Se dovessimo giudicare l’idea di Livermore dai contenuti del libretto di Romani messi a confronto con quelli del film felliniano, dovremmo concludere che il secondo col primo ci sta come i cavoli a merenda: l’unico labile nesso fra i due soggetti essendo rappresentato dalla carenza di ispirazione che caratterizza Anselmi e Prosdocimo. Per il resto il film è uno spietato scavo nei meandri dell’esistenza del protagonista (cioè di Fellini medesimo), nei suoi ricordi, nelle sue ossessioni e nei suoi sogni laddove, nel libretto, Prosdocimo non solo non è il protagonista, ma è niente più che un pallido collante che tiene insieme vicende a lui del tutto estranee, oltre che semi-farsesche. Certo, sia nel film che nell’opera emergono poi spunti critici nei confronti della società e della civiltà, ma si tratta di due società piuttosto diverse fra loro, non fosse che per i secoli che le separano. E anche l’idea di rappresentare Prosdocimo come un regista non è certo un’invenzione di Livermore. 

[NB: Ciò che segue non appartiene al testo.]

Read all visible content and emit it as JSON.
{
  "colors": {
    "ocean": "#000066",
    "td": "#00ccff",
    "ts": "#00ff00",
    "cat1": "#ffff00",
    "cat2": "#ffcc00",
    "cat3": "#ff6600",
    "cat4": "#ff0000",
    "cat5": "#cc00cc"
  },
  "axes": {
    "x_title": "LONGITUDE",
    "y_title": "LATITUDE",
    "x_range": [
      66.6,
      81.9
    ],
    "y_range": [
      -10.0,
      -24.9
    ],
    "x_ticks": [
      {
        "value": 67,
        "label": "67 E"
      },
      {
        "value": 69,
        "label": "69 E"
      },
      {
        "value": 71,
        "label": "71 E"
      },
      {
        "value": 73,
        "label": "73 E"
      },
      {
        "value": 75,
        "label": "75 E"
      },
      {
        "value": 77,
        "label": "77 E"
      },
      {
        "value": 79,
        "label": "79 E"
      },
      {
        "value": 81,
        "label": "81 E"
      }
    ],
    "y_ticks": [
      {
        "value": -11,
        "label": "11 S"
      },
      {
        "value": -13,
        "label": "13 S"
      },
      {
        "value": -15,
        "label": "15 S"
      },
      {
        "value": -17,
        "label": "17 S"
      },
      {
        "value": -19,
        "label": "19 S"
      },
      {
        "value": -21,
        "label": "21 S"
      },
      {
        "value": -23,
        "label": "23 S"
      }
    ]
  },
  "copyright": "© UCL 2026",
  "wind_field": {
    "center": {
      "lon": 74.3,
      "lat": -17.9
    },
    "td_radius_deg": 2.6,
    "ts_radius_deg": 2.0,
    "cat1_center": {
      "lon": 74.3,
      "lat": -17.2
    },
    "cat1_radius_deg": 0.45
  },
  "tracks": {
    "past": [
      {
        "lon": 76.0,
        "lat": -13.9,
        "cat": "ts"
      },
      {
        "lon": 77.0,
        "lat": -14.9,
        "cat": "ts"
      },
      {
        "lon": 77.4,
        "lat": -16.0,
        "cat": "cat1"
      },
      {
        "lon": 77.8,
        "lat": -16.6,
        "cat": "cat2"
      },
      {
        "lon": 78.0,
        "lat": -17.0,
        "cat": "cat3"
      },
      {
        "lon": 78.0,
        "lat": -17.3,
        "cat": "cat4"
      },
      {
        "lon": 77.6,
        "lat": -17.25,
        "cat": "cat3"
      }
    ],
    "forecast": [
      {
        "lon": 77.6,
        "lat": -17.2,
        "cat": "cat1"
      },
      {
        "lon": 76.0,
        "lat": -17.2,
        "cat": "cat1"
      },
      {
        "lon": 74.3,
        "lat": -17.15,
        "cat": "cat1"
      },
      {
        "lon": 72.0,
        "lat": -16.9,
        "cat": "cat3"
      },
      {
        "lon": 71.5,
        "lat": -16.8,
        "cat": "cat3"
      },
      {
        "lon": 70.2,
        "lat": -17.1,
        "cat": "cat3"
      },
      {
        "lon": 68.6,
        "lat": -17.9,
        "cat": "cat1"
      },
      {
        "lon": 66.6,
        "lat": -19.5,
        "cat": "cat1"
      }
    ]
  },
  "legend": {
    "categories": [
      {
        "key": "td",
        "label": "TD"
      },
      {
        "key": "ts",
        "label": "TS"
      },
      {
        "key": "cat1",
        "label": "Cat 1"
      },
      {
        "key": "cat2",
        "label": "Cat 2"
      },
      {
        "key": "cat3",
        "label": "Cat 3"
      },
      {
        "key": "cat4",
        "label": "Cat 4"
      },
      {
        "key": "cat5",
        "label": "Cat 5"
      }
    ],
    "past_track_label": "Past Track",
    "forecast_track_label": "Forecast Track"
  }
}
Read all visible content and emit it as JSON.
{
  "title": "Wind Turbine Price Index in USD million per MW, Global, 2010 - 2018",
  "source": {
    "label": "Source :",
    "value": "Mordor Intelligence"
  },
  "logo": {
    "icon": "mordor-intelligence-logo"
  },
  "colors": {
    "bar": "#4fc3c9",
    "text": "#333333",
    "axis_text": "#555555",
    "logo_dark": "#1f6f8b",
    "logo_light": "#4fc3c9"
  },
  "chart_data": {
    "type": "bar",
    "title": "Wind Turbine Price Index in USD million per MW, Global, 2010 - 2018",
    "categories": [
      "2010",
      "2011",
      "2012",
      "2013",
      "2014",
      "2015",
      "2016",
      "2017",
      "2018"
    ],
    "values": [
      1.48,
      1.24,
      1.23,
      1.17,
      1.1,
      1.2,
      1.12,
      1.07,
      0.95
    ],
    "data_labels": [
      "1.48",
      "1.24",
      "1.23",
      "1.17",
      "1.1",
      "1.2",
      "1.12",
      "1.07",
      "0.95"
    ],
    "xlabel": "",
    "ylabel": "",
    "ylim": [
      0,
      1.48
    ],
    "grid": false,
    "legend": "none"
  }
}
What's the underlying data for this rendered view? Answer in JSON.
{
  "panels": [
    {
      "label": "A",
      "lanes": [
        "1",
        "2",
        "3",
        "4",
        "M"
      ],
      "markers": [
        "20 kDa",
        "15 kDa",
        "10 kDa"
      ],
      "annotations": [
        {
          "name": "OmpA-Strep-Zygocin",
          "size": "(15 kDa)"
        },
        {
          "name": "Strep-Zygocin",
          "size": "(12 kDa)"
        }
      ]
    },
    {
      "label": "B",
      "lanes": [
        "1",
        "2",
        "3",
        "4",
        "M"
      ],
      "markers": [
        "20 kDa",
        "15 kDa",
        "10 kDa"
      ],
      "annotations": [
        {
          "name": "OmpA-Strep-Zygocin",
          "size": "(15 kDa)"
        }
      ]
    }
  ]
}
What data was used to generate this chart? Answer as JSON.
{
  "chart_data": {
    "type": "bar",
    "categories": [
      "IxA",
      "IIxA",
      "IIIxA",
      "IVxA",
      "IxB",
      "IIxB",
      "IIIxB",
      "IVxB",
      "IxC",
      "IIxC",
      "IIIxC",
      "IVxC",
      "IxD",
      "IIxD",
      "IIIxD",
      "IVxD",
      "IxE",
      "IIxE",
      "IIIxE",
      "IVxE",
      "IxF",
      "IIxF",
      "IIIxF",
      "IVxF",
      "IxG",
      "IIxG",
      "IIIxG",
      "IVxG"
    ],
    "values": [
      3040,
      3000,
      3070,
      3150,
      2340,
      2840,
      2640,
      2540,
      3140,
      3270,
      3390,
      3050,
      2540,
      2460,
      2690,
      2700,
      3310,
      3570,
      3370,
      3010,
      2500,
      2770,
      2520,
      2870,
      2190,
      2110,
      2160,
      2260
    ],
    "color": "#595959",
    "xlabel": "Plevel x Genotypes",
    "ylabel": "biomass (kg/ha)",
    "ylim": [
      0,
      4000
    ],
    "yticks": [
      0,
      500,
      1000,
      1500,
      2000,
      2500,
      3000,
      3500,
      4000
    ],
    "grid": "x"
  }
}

In realtà ciò che rende godibile e convincente il suo spettacolo è l’impiego che Livermore fa dell’impianto esteriore del film: il set di produzione, che garantisce sempre e comunque l’animazione della scena e impedisce cali di tensione; la troupe del circo, che diventa il coro nell’opera (dove assume colori sgargianti a contrastare il bianco-e-nero mutuato dal film). Così anche l’indebito ingigantimento del ruolo di Prosdocimo (che, trasformato in Anselmi, finisce per monopolizzare la scena e l’attenzione dello spettatore) risulta in fondo sopportabile e non arreca danni alla sostanza del soggetto del dramma buffo, il cui contenuto essendo per definizione piuttosto... disimpegnato si presta anche a rappresentazioni più o meno distorte: l’importante è che lo spettacolo regga, ed è ciò che credo si possa tranquillamente affermare in questa occasione.